10 thoughts on “Asterisk Creator Gets Venture Backing”

  1. I seem to be unable to find your trackback link, so I do here a manual trackback :

    http://www.lostinbrittany.org/dotclear/index.php?2006/08/09/62-digium-recoit-138-millions-de-dollars-en-investissement

    “Om Malik vient de publier un billet qui a fait ma journée un peu plus agréable : Le créateur d’Asterisk obtient reçoit 13,8 millions de dollars en investissement.

    Digium est la société derrière l’un des meilleurs logiciels libres que j’ai jamais trouvé : le PABX Asterisk…”

  2. What Asterisk doesn’t do is truly make PBX-style capabilities and functionality easy to install and manage, and therefore make it really affordable for Really Small Businesses.

    I have small shared suites office building and researched PBX systems in December. I have about 6 tenants (companies) with about 15-20 total employees. Each incoming call has to be answered by the receptionist in the appropriate company’s name, and auto-attendants and voicemails need to operate similarly. I explored Asterisk, but found that it suffered from much of the same jargon and poor UI that proprietary systems do. I ended up buying a Nortel Norstar MICS system because of really wide availability of hardware and consultants. I bought from a distributor, learned and configured as much as I could, and hired an independent consultant to do the rest. I saved about 50-75% off the best quote I got.

    But what I really wanted was something that works like a computer network. Plug in a device that works like a router with easy config; plug in another that works like a server (voicemail, etc.); and then a bunch of others a nodes on the network (phones, like computers and peripherals). All of this would be done via a very simple and intuitive web interface that just about anyone could understand (ie, do for office telephony what Apple did for digital music players).

    The great thing about Asterisk is that it enables this layer to happen. Hopefully someone will come along and create it.

    And if I missed products that do what I’m talking about, can someone point me to them? 😉

  3. Okay, call me stupid. I’m looking at Fonality, and it appears they are attempting what I was describing.
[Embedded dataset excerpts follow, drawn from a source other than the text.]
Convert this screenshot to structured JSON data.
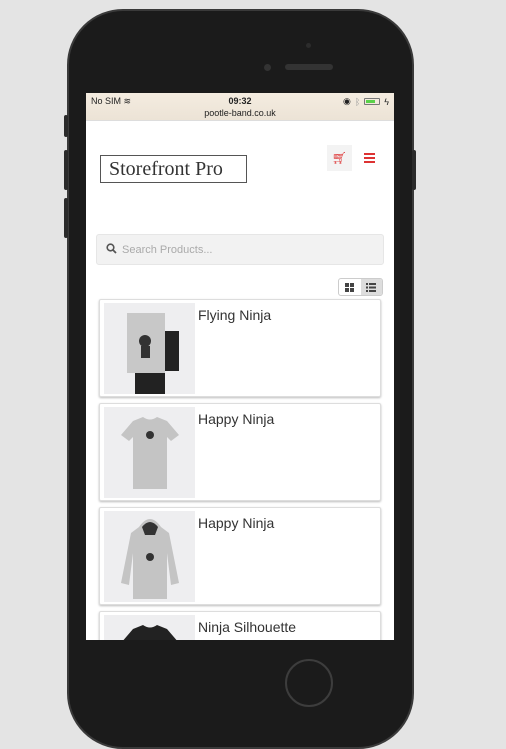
{
  "status_bar": {
    "carrier": "No SIM",
    "time": "09:32",
    "url": "pootle-band.co.uk"
  },
  "header": {
    "logo": "Storefront Pro"
  },
  "search": {
    "placeholder": "Search Products..."
  },
  "view_toggle": {
    "active": "list"
  },
  "products": [
    {
      "name": "Flying Ninja",
      "type": "poster"
    },
    {
      "name": "Happy Ninja",
      "type": "tshirt"
    },
    {
      "name": "Happy Ninja",
      "type": "hoodie"
    },
    {
      "name": "Ninja Silhouette",
      "type": "tshirt-dark"
    }
  ],
  "colors": {
    "accent": "#dd3333"
  }
}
Perhaps it is was I was looking for and missed it. Damn!

  4. Patrick, what you’re waiting for is coming Real Soon Now™. Digium is now seeding developer kits for Embedded Asterisk running on uClinux for the Analog Devices Blackfin DSP (a powerful DSP/CPU for $5), which will sprout an ecosystem of (hopefully) easy-to-use IP PBX appliances. The uClinux/Blackfin microcontroller ecosystem is also open-source hardware — there is a lot of development and I would not be surprised to see closed-box 50-user Asterisk appliances (even with T1/E1 interface) by this time next year. Remember that routers used to be high-speed equipment as well — now it’s a $25 commodity piece from DLink or Linksys. This is what kind of disruption Asterisk is going to be bringing to the telecom space.